In 2011, while various religious groups boycotted the Conservative Political Action Conference because of the inclusion of gay Republican groups, he helped hold a party for the gay groups.

He was conversant in pop culture — the Cure and New Order were particular musical favorites — and thought nothing of wearing in-line skates, his longish hair trailing behind him, as he confronted protesters at a rally outside a conservative event hosted by David and Charles Koch in Palm Springs, Calif., in 2011. Once he was done berating the protesters, he took some of them to dinner at Applebee’s.

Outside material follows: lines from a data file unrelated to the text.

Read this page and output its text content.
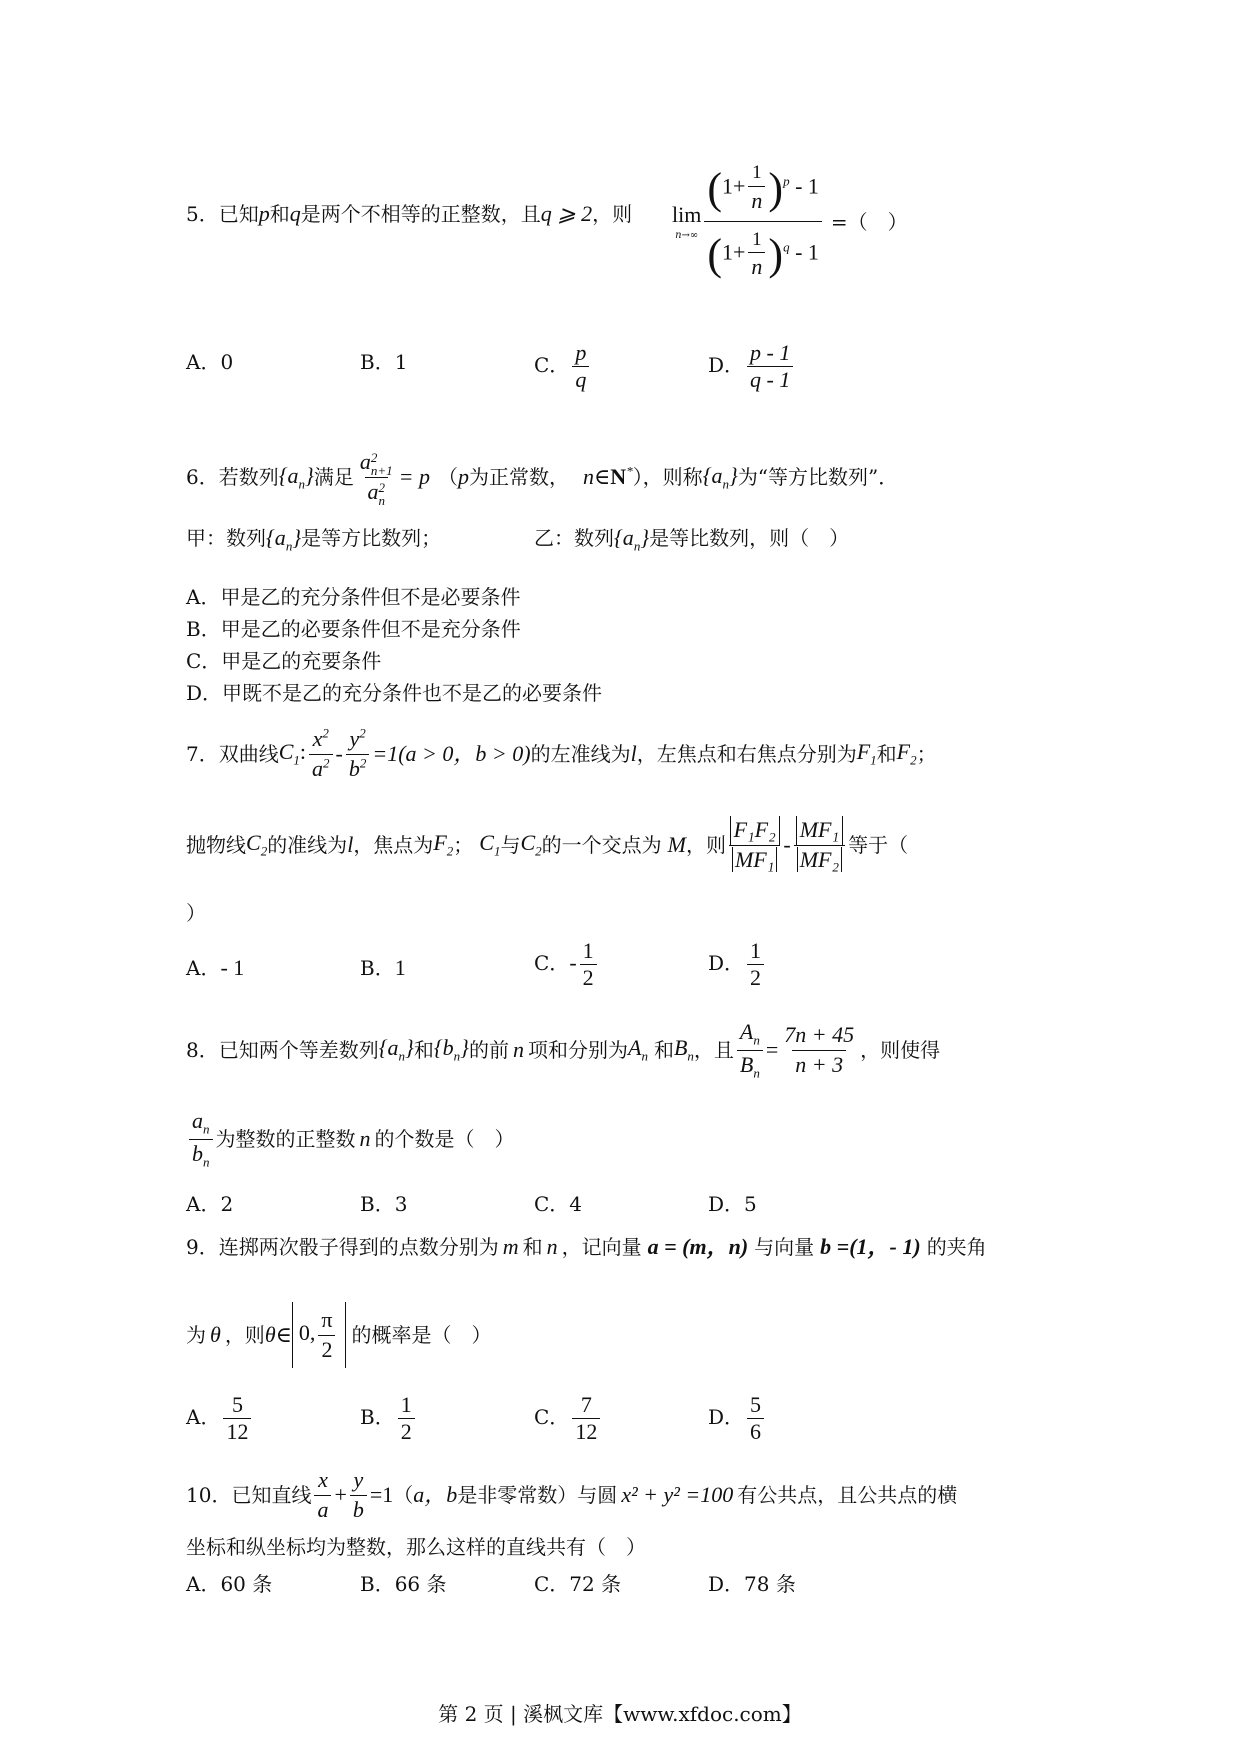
5．已知p和q是两个不相等的正整数，且q ⩾ 2，则 lim
$n\to\infty \frac{(1+ \frac{1}{n} )^p - 1}{(1+ \frac{1}{n} )^q - 1}$ =（　）
A．0	B．1	C． $\frac{p}{q}$	D． $\frac{p - 1}{q - 1}$
6．若数列 $\{a_n\}$ 满足 a 2
n+1
a 2
n = p （ p 为正常数， n∈N* ），则称 $\{a_n\}$ 为“等方比数列”．
甲：数列$\{a_n\}$是等方比数列；	乙：数列$\{a_n\}$是等比数列，则（　）
A．甲是乙的充分条件但不是必要条件
B．甲是乙的必要条件但不是充分条件
C．甲是乙的充要条件
D．甲既不是乙的充分条件也不是乙的必要条件
7．双曲线 $C_1$: $\frac{x^2}{a^2} - \frac{y^2}{b^2} =1(a > 0$，b > 0) 的左准线为 l ，左焦点和右焦点分别为 $F_1$ 和 $F_2$ ；
抛物线 $C_2$ 的准线为 l ，焦点为 $F_2$ ； $C_1$ 与 $C_2$ 的一个交点为 M ，则 $\frac{\text{F₁F₂}}{\text{MF₁}} - \frac{\text{MF₁}}{\text{MF₂}}$ 等于（
）
A．- 1	B．1	C．- $\frac{1}{2}$	D． $\frac{1}{2}$
8．已知两个等差数列 $\{a_n\}$ 和 $\{b_n\}$ 的前 n 项和分别为 $A_n$ 和 $B_n$ ，且 $\frac{A_n}{B_n} = \frac{7n + 45}{n + 3}$ ，则使得
$\frac{a_n}{b_n}$ 为整数的正整数 n 的个数是（　）
A．2	B．3	C．4	D．5
9．连掷两次骰子得到的点数分别为 m 和 n ，记向量 a = (m，n) 与向量 b =(1，- 1) 的夹角
为 θ ，则 θ∈ 0, $\frac{\pi}{2}$ 的概率是（　）
A． $\frac{5}{12}$	B． $\frac{1}{2}$	C． $\frac{7}{12}$	D． $\frac{5}{6}$
10．已知直线 $\frac{x}{a} + \frac{y}{b} =1$ （ a，b 是非零常数）与圆 x² + y² =100 有公共点，且公共点的横
坐标和纵坐标均为整数，那么这样的直线共有（　）
A．60 条	B．66 条	C．72 条	D．78 条
第 2 页 | 溪枫文库【www.xfdoc.com】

Mr. Breitbart took in life in big gulps, but he spat out even bigger portions of bile. The day that Senator Edward M. Kennedy died, he called him “a special pile of human excrement” and tweeted, “Rest in Chappaquiddick.” Matt Yglesias of Slate returned the favor after Mr. Breitbart died, tweeting: “Conventions around dead people are ridiculous. The world outlook is slightly improved with @AndrewBreitbart dead.”

Many of his familiars called him a “happy warrior,” but worried about his health because he never seemed to unplug.

“If Twitter ever killed anyone, it was Andrew,” said Mr. Labash of The Weekly Standard. “Andrew was a magnet for hatred, and he used Twitter for a full frontal assault, a tool of combat,”

Friends and colleagues described Mr. Breitbart as both jester and provocateur, one who enjoyed soy lattes (a family friend sprinkled coffee grounds from Starbucks onto his grave) almost as much as waging war on what he saw as Democratic hypocrisy.

“Andrew was a kind of human pinball, always doing something while doing something else, but he never took himself all that seriously,” said Greg Gutfeld, the host of “Red Eye” on Fox News, who frequently booked Mr. Breitbart as a guest. “He was the least serious, serious person I ever met.”

A student of the tactics of the leftist organizer Saul Alinsky (if not his politics), Mr. Breitbart played defense by giving offense, subscribing to Alinsky’s theorem that “the real action is in the enemy’s reaction.” He wielded a network of conservative sources, including a number of members of Congress, four of whom spoke at his Washington memorial, to sow mayhem opportunistically.

As is often the case, there is no more ferocious advocate than a convert.